Carnaval como catarse coletiva
Os imperadores romanos desenvolveram a política de pão e circo para governar as massas. Fidel Castro, segundo relato crítico de cubanos, aboliu o pão, mas manteve o circo. A cada constatação de aumento da insatisfação, ele decretava “Días de Fiestas”, um feriado regado a música e bebida gratuita. Com isso, mantinha as massas submissas à sua ditadura.
O circo funcionava como uma válvula de escape para reduzir a pressão. O Brasil tem no Carnaval os seus “Días de Fiestas”. Se antes se limitavam a três dias, hoje ultrapassam uma semana. Seria esse aumento do período de “Días de Fiestas” a sinalização de maior insatisfação a exigir mais tempo de descompressão?
A história registra que a diversão social dissipa tensões, mas não elimina as causas. Um dia, a conta chega. Nesse dia, as reformas necessárias serão exigidas. Mas o amanhã será outro dia.
O Carnaval, como catarse coletiva, surgiu como uma despedida que antecede a Quaresma. Esta era, em sua origem, uma suspensão das restrições antes do ciclo de penitência cristã. Era o excesso antes do limite. Licença antes da norma. Contudo, o que era rito episódico tornou-se fenômeno permanente de evasão simbólica.
Enquanto a realidade cotidiana se deteriora — insegurança pública crescente, institucionalização da corrupção, estagnação econômica e frustração social difusa — a explosão festiva oferece um curto-circuito psicológico: a suspensão provisória da angústia social. Não se elimina o problema; neutraliza-se o seu impacto emocional.
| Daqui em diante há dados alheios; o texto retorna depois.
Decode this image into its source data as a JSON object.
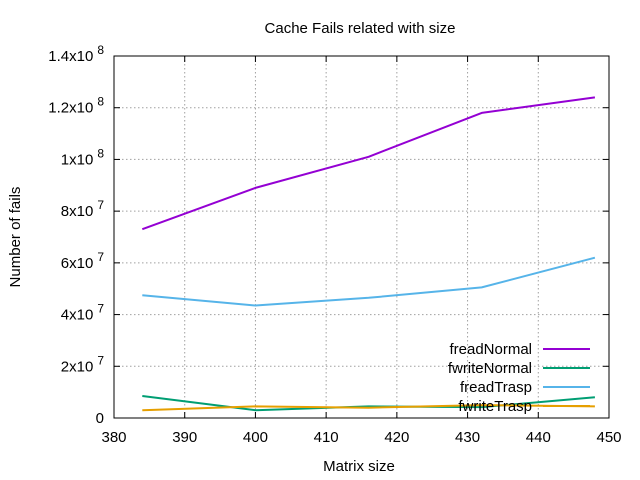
{
  "chart_data": {
    "type": "line",
    "title": "Cache Fails related with size",
    "xlabel": "Matrix size",
    "ylabel": "Number of fails",
    "xlim": [
      380,
      450
    ],
    "ylim": [
      0,
      140000000
    ],
    "xticks": [
      380,
      390,
      400,
      410,
      420,
      430,
      440,
      450
    ],
    "yticks": [
      0,
      20000000,
      40000000,
      60000000,
      80000000,
      100000000,
      120000000,
      140000000
    ],
    "xtick_labels": [
      "380",
      "390",
      "400",
      "410",
      "420",
      "430",
      "440",
      "450"
    ],
    "ytick_labels": [
      {
        "mant": "0",
        "exp": ""
      },
      {
        "mant": "2x10",
        "exp": "7"
      },
      {
        "mant": "4x10",
        "exp": "7"
      },
      {
        "mant": "6x10",
        "exp": "7"
      },
      {
        "mant": "8x10",
        "exp": "7"
      },
      {
        "mant": "1x10",
        "exp": "8"
      },
      {
        "mant": "1.2x10",
        "exp": "8"
      },
      {
        "mant": "1.4x10",
        "exp": "8"
      }
    ],
    "grid": true,
    "legend_position": "bottom-right",
    "x": [
      384,
      400,
      416,
      432,
      448
    ],
    "series": [
      {
        "name": "freadNormal",
        "color": "#9400d3",
        "values": [
          73000000,
          89000000,
          101000000,
          118000000,
          124000000
        ]
      },
      {
        "name": "fwriteNormal",
        "color": "#009e73",
        "values": [
          8500000,
          3000000,
          4500000,
          4200000,
          8000000
        ]
      },
      {
        "name": "freadTrasp",
        "color": "#56b4e9",
        "values": [
          47500000,
          43500000,
          46500000,
          50500000,
          62000000
        ]
      },
      {
        "name": "fwriteTrasp",
        "color": "#e69f00",
        "values": [
          3000000,
          4500000,
          4000000,
          5000000,
          4500000
        ]
      }
    ]
  }
}
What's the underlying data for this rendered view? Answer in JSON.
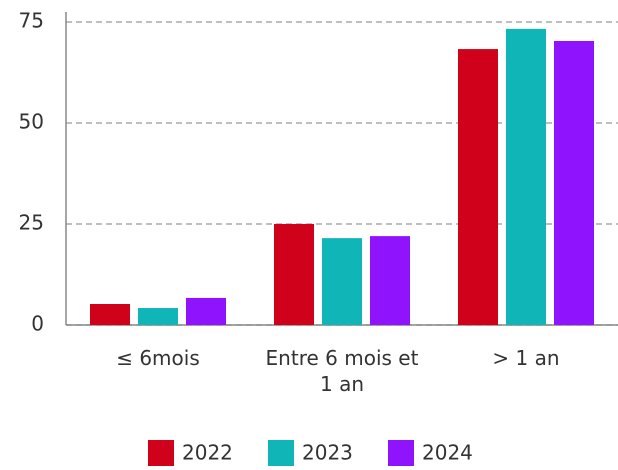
{
  "chart_data": {
    "type": "bar",
    "categories": [
      "≤ 6mois",
      "Entre 6 mois et 1 an",
      "> 1 an"
    ],
    "series": [
      {
        "name": "2022",
        "color": "#d0021b",
        "values": [
          5.2,
          25,
          68.3
        ]
      },
      {
        "name": "2023",
        "color": "#10b5b8",
        "values": [
          4.2,
          21.5,
          73.3
        ]
      },
      {
        "name": "2024",
        "color": "#9013fe",
        "values": [
          6.7,
          22,
          70.3
        ]
      }
    ],
    "ylim": [
      0,
      75
    ],
    "yticks": [
      0,
      25,
      50,
      75
    ],
    "grid": true,
    "legend": "bottom"
  }
}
O Carnaval, celebrado como “o maior espetáculo da Terra”, cumpre, assim, uma função que vai além da cultura e do turismo. Opera como fantasia social organizada: um território simbólico onde se pode, por alguns dias, ser outro — rei, celebridade, corpo idealizado, identidade reinventada. A máscara não oculta apenas o rosto; anestesia a realidade.
Exibem-se as carnes, a volúpia sexual transborda, a norma que reprime é ignorada, consome-se o prazer que a rotina nega, encena-se uma liberdade que, estruturalmente, permanece inacessível. A transgressão é permitida, desde que temporária.
Paradoxalmente, um país que protagoniza a maior catarse coletiva do mundo não figura entre as nações mais infelizes nos rankings internacionais de bem-estar. Esse dado não nega a existência de uma insatisfação estrutural, mas pode indicar um sofisticado mecanismo cultural de compensação simbólica: sofre-se muito, mas celebra-se intensamente.
Nesse contexto, o Carnaval deixa de ser apenas festa e passa a ser função social. Não como conspiração organizada, mas como dinâmica cultural espontânea: quanto maior a pressão da realidade, maior a necessidade de fuga coletiva.
A encenação do “faz de conta” não é ingenuidade; é estratégia psíquica. Faz-se de conta que se é ou o que se gostaria de ser; que o indesejado pode ser debochado; que o sonho pode ser realizado. A encenação alimenta as ilusões.
Terminada a festa, a realidade retorna intacta, mas amortecida na consciência coletiva como realidade indesejada. A catarse coletiva, em escala massificada, pacifica os ânimos.
Assim, o Carnaval não é somente celebração cultural. É, sobretudo, um sofisticado ritual de compensação social: uma explosão periódica de euforia que anestesia a sociedade diante da deterioração dos costumes, do populismo inconsequente, da pobreza persistente, da violência generalizada e da desesperança quanto ao futuro.,
Na quarta-feira, terminado o Carnaval, nos resta como cinzas a sensação de as nossas frustrações não serão corrigidas por melhor governo, mas compensadas por mais Carnaval.